As I turn west and trade coastal communities for mountains, I reflect on the beaches I leave behind.
One thing I learned on this trip is that not all beaches are created equal. Each is unique in its own way —
some are smooth, some are littered with shells,
some are wild, untamed, and others are urban retreats.
Some slope gently into the water while others drop steeply behind large (protected by law) dunes. Each has its own personality.
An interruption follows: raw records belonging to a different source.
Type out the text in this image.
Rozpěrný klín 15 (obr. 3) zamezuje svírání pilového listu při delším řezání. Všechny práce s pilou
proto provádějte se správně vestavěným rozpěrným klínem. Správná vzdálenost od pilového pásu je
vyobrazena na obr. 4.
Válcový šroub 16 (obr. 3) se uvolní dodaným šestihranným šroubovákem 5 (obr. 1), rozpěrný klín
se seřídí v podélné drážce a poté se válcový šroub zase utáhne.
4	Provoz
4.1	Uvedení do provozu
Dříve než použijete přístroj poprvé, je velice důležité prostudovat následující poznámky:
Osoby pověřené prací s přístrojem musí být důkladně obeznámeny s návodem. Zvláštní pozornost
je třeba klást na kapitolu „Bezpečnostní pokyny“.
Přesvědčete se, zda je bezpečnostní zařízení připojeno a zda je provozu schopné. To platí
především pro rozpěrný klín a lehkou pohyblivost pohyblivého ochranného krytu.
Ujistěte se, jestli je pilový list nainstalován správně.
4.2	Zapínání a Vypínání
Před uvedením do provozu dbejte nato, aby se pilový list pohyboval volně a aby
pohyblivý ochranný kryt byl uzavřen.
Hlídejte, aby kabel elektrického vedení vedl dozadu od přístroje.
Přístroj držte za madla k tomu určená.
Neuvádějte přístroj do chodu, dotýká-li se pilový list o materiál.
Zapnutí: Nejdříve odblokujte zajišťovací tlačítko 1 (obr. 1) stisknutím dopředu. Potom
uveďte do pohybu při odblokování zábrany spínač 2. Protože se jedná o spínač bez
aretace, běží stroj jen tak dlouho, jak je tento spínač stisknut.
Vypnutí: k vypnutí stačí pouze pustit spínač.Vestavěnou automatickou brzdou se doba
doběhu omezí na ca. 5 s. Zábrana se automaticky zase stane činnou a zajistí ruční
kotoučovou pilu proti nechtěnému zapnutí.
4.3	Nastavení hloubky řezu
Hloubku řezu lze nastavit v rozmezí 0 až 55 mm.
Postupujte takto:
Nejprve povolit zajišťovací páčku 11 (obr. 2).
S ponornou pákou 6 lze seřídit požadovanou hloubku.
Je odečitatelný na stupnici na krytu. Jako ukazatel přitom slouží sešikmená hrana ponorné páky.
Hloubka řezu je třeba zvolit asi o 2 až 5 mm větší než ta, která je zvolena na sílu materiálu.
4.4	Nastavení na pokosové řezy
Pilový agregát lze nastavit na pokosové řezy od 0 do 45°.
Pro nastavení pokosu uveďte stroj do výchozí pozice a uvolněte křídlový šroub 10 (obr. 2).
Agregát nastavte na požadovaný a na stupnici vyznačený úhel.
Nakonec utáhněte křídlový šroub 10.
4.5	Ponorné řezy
Though I have been on many beaches in my days, exhibiting all of the qualities listed above, I was totally unprepared for what I found at New Smyrna Beach.
A speed limit!
I was told by many that New Smyrna Beach was the “prettiest beach” on the East Coast of Florida, because of its relatively shell-free white sand and tidal pools for the little ones to splash in. Now maybe I did not visit the best part of the beach; it does stretch for miles, but when I got there, I found condos built on seawalls almost at the water’s edge, and in their shadow, a very shallow beach area with a “speedway” taking up two-thirds of the available space.
OK, so the speed is only 10 mph, but when it is between the beach goer and the water, that is about 10 mph too fast in my opinion.
Or do as I did — drive to the far end of the barrier island into the northern section of Canaveral National Seashore and find miles and miles and miles and miles of beach with only foot traffic allowed.